This “incident response” approach to cyber security was designed primarily for enterprise networks, data centers, and consumer electronics. It companies perimeter-based protection that uses firewalls, intrusion detection systems (IDS) and intrusion prevention systems (IPS) to prevent security threats.

When threats penetrate perimeter-based protections, human operators typically shut down the compromised system, clean up or replace the compromised files and devices, and then restart the system.

Next is forensic analysis. This, too, requires intensive human involvement to harden existing protection mechanisms and develop future remediation measures.

However, as we move into the next phase of the Internet—the Internet of Things (IoT)—this security paradigm won’t be adequate because of changing form factors and use cases.

To succeed, we need fog computing. This will extend cloud computing (including security) to the edge of an enterprise’s or consumer’s network. Much in the way cloud technology enabled the Internet, fog will enable an array of secure IoT possibilities.

The Internet of Things has Unique Security Requirements
Many of the new things connected to the Internet will have long lifespans and yet highly constrained computing and memory resources that are difficult to upgrade.

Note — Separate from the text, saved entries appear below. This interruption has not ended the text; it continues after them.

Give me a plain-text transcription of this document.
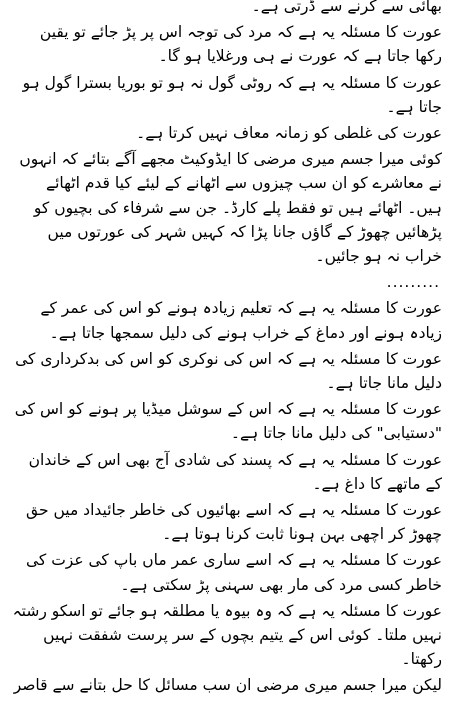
بھائی سے کرنے سے ڈرتی ہے۔

عورت کا مسئلہ یہ ہے کہ مرد کی توجہ اس پر پڑ جائے تو یقین رکھا جاتا ہے کہ عورت نے ہی ورغلایا ہو گا۔

عورت کا مسئلہ یہ ہے کہ روٹی گول نہ ہو تو بوریا بسترا گول ہو جاتا ہے۔

عورت کی غلطی کو زمانہ معاف نہیں کرتا ہے۔

کوئی میرا جسم میری مرضی کا ایڈوکیٹ مجھے آگے بتائے کہ انہوں نے معاشرے کو ان سب چیزوں سے اٹھانے کے لیئے کیا قدم اٹھائے ہیں۔ اٹھائے ہیں تو فقط پلے کارڈ۔ جن سے شرفاء کی بچیوں کو پڑھائیں چھوڑ کے گاؤں جانا پڑا کہ کہیں شہر کی عورتوں میں خراب نہ ہو جائیں۔

.........

عورت کا مسئلہ یہ ہے کہ تعلیم زیادہ ہونے کو اس کی عمر کے زیادہ ہونے اور دماغ کے خراب ہونے کی دلیل سمجھا جاتا ہے۔

عورت کا مسئلہ یہ ہے کہ اس کی نوکری کو اس کی بدکرداری کی دلیل مانا جاتا ہے۔

عورت کا مسئلہ یہ ہے کہ اس کے سوشل میڈیا پر ہونے کو اس کی "دستیابی" کی دلیل مانا جاتا ہے۔

عورت کا مسئلہ یہ ہے کہ پسند کی شادی آج بھی اس کے خاندان کے ماتھے کا داغ ہے۔

عورت کا مسئلہ یہ ہے کہ اسے بھائیوں کی خاطر جائیداد میں حق چھوڑ کر اچھی بہن ہونا ثابت کرنا ہوتا ہے۔

عورت کا مسئلہ یہ ہے کہ اسے ساری عمر ماں باپ کی عزت کی خاطر کسی مرد کی مار بھی سہنی پڑ سکتی ہے۔

عورت کا مسئلہ یہ ہے کہ وہ بیوہ یا مطلقہ ہو جائے تو اسکو رشتہ نہیں ملتا۔ کوئی اس کے یتیم بچوں کے سر پرست شفقت نہیں رکھتا۔

لیکن میرا جسم میری مرضی ان سب مسائل کا حل بتانے سے قاصر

For instance, over a car’s lifespan of more than eleven years, security threats will become significantly more advanced and the amounts of resources required to combat the fast evolving threats will increase accordingly.

Other highly vulnerable, or completely unprotected environments, could include bicycles, drones, sensors, wearable devices, smart appliances, and communication devices deployed along roadsides and at traffic intersections to support smart cities. In these cases, traditional firewalls aren’t sufficient.

Fog Computing

Fog will provide innovative ways to reduce the security complexity and costs on individual devices and compensate the devices’ constrained security capabilities with off-board security services. As a result, as in the car example, security upgrades will be possible and effective. And, via fog, concerns about scalability and trustworthiness will be addressed.

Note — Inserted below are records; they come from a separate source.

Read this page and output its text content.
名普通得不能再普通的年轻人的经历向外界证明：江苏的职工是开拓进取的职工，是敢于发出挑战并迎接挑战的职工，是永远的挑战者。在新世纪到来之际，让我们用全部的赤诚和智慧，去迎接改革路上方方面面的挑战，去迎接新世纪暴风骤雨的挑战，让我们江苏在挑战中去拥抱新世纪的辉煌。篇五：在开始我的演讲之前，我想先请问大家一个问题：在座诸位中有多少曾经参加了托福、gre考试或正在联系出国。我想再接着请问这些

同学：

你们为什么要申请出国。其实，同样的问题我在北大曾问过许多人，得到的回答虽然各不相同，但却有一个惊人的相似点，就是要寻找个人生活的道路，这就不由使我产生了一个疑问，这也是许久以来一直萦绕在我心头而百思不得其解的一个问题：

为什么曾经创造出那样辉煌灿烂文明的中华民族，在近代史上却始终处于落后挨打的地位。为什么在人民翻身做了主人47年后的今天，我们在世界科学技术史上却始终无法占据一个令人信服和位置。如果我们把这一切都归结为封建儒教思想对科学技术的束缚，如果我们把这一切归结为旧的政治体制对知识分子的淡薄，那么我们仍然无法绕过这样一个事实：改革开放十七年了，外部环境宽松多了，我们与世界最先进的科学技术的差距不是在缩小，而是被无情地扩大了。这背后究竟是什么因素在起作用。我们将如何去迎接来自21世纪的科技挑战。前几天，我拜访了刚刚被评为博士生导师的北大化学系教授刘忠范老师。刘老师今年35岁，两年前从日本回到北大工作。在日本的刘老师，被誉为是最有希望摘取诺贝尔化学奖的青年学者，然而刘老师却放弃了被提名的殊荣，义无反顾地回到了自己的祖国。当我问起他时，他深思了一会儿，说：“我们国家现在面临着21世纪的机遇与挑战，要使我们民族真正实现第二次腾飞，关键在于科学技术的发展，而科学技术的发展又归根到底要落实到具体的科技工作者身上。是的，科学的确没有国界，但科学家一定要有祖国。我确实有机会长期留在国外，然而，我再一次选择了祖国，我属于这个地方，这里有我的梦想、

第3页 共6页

Reducing human-intensive incident responses is also critical for mission-critical systems, because shutting down some “things” can cause intolerable consequences. By placing fog-based automated security at the edge, we can reduce the human component and replace it with dynamic and risk-proportional incidence response.

In addition, many things won’t be managed by IT experts. Security operations must be significantly more automated and manageable. Remote online threat mitigation will be essential. Again, this is where fog can play a role.

Both industry and academia have been devoting tremendous efforts to build market consensus and develop enabling technologies and standards in support of IoT. An important milestone is the recent introduction of the Open Fog Consortium.

This is an ecosystem of industry and academic leaders committed to resolving the challenges surrounding fog and fostering an open architecture for fog computing. We expect to accelerate IoT deployments—and to maximize the value of these deployments across a wide range of industries.

By working toward a common goal, I’m convinced we’ll find the answers we need in fog computing. As a result, we’ll be in a better position to shift security paradigms—and address the challenges and exciting new opportunities afforded by the Internet of Things.